Guitar Lessons by Chip McDonald - chip@chipmcdonald.com: Ed Sheeran vs. Marvin Gaye: Why Everyone Is Wrong.

Thursday, July 5, 2018

Ed Sheeran vs. Marvin Gaye: Why Everyone Is Wrong.

 Personally, the thing that bugs me about the Sheeran song is that in my head the chorus turns into "I Want it That Way" by the Back Street Boys - uhg.  But here's is one thing that everyone is getting wrong about the Marvin Gaye / Ed Sheeran controversy, with an addendum about chords:

 When Marvin Gaye's "Let's Get It On" was written, nobody in the room could be blamed for it possibly sounding like an Ed Sheeran song.

 A fundamental difference in my opinion.  Nobody from Ed Sheeran to his producer, his engineer, or anybody in his management or at his record label didn't know it sounded like the Gaye song.  They also certainly can't claim to have never heard it or be familiar with it.  If the song was a demo, something he just knocked out that would be one thing.  I fear that greatly to the extent it's stifling, "is this something else?".  But for Sheeran, that song had to be vetted by a lot of people that absolutely, positively know better.  "Oh gee guys, wait.. did you notice it sounded like "Let's Get it On"?  Bob?  No? Fred?  Oopsie!".  

 No. I'd even go as far as to speculate that maybe, possibly, it was a deliberate thing.  I don't know, maybe not.  But the reader should know that if he/she thinks songs are written to deliberately remind you of other hit songs - in many cases, very cleverly these days multiple hit songs - you're naive.  If your business is to sell music, that is an obvious and easy strategy.  Pop music has always relied heavily on past influences, whether it was made in the 90s, 80s, or even 1780s.  One can make arguments that Bach lifted things from Vivaldi, and in many cases classical composers have merely said "..on a Them By (Composer)".  That's fine - because in reality, humans have to do that at some level.

 So I find it a bit disingenuous, or at least a bit off putting, when someone wants to throw away what is obviously a likeness as if it doesn't matter or count.  Yes it does - what makes it have a likeness to the original song is part of the reason why the original song was a hit!

 But let me address another aspect.  A lot of people are now citing the "chord progressions can't be copyrighted" angle. The problem with is the progression itself isn't the song.  It's how the progression is played.

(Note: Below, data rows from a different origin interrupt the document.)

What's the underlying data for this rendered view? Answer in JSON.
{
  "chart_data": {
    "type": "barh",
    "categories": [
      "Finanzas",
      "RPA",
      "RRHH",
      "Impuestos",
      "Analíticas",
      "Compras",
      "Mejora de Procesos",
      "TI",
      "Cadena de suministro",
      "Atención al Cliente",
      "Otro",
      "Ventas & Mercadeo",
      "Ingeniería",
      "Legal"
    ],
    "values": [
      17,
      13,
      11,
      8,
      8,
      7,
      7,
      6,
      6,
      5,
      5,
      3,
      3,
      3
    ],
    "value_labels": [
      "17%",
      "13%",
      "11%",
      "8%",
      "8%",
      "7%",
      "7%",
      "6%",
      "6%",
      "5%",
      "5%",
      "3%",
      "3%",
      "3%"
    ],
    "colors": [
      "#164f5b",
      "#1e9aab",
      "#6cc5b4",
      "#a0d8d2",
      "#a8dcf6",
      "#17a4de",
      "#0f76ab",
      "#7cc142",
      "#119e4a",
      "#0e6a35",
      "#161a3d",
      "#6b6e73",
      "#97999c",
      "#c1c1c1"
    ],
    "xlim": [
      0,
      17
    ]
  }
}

 3 chords can't belong to anybody.  Songwriting is the art of arranging musical components into a recognizable form.  In that respect I think it's a bit simplistic to fall back on this idea that anything you do that is harmonic somehow doesn't matter, that it's only melody.

 That's wrong.  Because.... A static chord is not the same as a progression.  A progression is harmonized melody.  Furthermore, if you arpeggiate a chord - you have a melody.

 Am G is just two chords.  Can't be copyrighted, right?

 What if you arpeggiate the Am with 1/8th notes and change to the G on beat 4?  

 I think you decided to make this the basis of "your" song - since it's just chords, can't be copyrighted - you'd still find Eddie Van Halen's lawyers at your door step.

 To the non-musically trained lay person, if you take just the bass notes from "Let's Get It On" and ask some random people "what song is this?" you would get the right answer.

 An assortment of chords alone is not a "song".  The way you arrange them definitely is!

 I claim that the rudimentary essence of "Let's Get It On" are the bass notes combined with the rhythm.  It is a MELODY ITSELF.  

 The notes to them are harmonies.  It doesn't matter that Gaye or Sheeran is singing the notes, or that they're decoupled from the rhythmic figure of the bass line: everything is harmony unless it's monophonic!

 EVERYTHING IS HARMONY UNLESS IT'S MONOPHONIC.

 

What Sheeran sings is a melody, what Gaye sings is a melody.  That doesn't mean that what the bass player plays isn't a melody.  The rote prescription that "chords can't be copyrighted" is effectively a useless statement, because chords are never unadorned, un-arranged or embelished.  

 1) what a "musical scholar" at Berklee thinks is immaterial.  Music is not written for him; it's written for people that are presumed to be uneducated in music. 

2) being able to define elements out of context, like in most things, logically should not be used as evidence of anything.  

3) Unless the music in question is MONOPHONIC, everything has to be taken into CONTEXT.

4) the chronology matters.  

 As far as I'm concerned, a single chord - if played with a certain rhythm - should be able to be copyrighted. My next blog post will explain my reasoning on that.